From March 23, 2021 through March 29, 2021, MV Ever Given – one of the world's largest container vessel owned by a Japanese firm and chartered by the Taiwanese shipping company Evergreen Marine – has been wedged in the Suez Canal, causing a knock-on effect that involved more than 400 ships.
The accident caused huge delays and is estimated to result in billions of dollars of costs for the maritime industry, already massively affected by the coronavirus pandemic. Furthermore, after the successful operation to free the ship, long investigations and legal battles are expected to take place.
From a legal perspective, a flood of complaints is expected to come from the owners of the cargo carried by MV Ever Given and from the other vessels that have been caught in the bottleneck. Such claims are likely to be legally grounded on cargo-delivery delays, seeking compensation for damages arising of delays in production, loss of perishable goods or business-interruptions.
The Suez Canal Authority, while denying any kind of responsibility, may potentially seek compensation for the damages suffered by the Canal and for the loss of revenues due to business interruption.

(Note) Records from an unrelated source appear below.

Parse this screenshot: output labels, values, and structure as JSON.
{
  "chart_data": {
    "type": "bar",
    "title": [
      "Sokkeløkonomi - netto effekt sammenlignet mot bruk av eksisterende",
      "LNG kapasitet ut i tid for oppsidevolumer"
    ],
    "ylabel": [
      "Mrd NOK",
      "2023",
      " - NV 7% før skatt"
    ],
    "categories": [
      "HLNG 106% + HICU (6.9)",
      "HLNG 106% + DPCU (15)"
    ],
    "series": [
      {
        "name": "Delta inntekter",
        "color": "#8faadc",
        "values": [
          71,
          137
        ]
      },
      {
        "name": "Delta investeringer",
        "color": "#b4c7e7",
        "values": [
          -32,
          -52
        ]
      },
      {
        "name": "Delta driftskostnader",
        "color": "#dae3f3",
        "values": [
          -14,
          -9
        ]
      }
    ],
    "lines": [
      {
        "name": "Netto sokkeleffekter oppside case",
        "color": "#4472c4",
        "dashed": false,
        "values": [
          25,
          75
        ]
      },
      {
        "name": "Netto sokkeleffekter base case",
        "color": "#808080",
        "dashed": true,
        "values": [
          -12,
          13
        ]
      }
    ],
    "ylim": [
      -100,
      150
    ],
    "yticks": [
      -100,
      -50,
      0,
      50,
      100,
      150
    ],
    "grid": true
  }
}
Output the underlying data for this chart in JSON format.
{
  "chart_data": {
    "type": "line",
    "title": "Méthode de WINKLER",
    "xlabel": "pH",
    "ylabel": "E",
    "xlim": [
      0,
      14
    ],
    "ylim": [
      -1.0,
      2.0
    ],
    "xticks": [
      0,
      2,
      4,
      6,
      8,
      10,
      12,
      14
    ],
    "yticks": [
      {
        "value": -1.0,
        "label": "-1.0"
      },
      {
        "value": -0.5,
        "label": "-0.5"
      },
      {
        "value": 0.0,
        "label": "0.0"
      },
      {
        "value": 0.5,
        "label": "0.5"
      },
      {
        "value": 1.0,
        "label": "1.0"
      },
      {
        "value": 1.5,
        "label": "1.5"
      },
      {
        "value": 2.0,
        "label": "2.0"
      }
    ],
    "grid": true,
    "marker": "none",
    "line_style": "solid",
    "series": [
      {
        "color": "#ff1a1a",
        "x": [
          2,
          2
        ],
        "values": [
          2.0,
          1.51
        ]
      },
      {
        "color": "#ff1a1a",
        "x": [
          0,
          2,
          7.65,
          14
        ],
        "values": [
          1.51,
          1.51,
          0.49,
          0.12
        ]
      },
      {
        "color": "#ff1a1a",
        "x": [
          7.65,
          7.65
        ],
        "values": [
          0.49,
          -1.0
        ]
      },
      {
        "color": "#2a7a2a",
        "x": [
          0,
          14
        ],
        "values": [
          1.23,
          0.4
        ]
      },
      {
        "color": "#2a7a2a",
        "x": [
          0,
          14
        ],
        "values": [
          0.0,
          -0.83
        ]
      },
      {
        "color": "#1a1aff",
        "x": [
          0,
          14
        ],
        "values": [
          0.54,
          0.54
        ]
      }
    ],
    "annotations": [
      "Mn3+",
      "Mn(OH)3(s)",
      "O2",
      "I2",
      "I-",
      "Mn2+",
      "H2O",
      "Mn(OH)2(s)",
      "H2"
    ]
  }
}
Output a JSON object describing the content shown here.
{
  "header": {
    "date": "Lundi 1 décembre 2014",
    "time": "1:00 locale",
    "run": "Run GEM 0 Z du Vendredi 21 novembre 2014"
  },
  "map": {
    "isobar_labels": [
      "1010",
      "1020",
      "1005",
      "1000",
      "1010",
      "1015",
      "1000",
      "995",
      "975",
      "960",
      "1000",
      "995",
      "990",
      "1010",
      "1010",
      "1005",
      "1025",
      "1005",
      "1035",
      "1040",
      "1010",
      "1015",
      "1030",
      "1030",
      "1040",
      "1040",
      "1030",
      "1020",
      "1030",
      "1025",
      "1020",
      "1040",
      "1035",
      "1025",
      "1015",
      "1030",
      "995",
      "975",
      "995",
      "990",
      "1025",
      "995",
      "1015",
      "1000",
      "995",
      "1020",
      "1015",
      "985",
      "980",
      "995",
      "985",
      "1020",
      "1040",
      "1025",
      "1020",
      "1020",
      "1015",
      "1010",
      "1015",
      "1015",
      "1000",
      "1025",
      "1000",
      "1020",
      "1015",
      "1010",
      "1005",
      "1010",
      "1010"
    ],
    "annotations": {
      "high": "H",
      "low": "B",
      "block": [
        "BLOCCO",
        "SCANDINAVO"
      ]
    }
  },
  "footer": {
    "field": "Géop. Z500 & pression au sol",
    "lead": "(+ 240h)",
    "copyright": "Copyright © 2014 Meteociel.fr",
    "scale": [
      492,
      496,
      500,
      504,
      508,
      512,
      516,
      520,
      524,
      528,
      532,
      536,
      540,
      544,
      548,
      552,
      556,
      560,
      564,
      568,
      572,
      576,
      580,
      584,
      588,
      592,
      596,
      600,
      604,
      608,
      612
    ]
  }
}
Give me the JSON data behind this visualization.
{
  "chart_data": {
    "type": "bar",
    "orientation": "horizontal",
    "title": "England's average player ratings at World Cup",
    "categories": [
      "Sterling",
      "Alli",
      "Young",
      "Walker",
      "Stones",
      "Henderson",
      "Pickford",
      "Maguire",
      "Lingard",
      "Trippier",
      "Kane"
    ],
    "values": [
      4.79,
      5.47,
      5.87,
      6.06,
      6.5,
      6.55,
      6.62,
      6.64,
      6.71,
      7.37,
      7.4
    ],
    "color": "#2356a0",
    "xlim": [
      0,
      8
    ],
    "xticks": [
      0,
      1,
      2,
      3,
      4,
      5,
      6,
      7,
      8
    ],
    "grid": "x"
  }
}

Such claims would be addressed mainly to the Japanese ship-owner, although the latter already pointed out that all cargo-related liabilities should be borne directly by the charterer (i.e. Evergreen Line), which is the sole responsible thereof. However, the ship-owner and the charterer will try to sustain the occurrence of a
force majeure event considering that – as stated by the Suez Canal Authority – the ship could not steer its way out of the dust storm and high winds. If they will be able to satisfy the burden of proof required, also on the basis of the applicable contracts, the relevant damages should be borne directly by the damaged parties and no liabilities should be ascribed neither to the ship-owner, nor to the charterer.
Furthermore, there is an open debate about the applicability of the legal concept of General Average – as set out in the Antwerp and York Rules of 2016 – which requires those involved in the trade to take collective responsibility for the losses (in proportion to the value of their cargo). Cargo-interests (e.g. shippers of the goods, receivers, etc.), in order to contest the application of the aforementioned institute, should prove the unseaworthiness of the vessel.
However, the main legal battles will be played in the field of insurance companies. The ships stalled and the owner of the cargo of Ever Given will claim indemnification towards their own insurers, which will, consequently, seek for compensation against the Japanese ship-owner, who, from its side, will turn to its insurance company. This knock-on effect would have a huge effect on the insurance market, by causing a significant reduction in the global reinsurers' earnings and, therefore, a fast rise in the prices for marine insurances.
This case entails various issues and involves different fields. On one side, the legal liability of the involved entities still have to be clarified. On the other side, there might be an impact also in the future negotiations of the terms and conditions of carriage contracts and – as a consequence – in all the legal-contractual chain.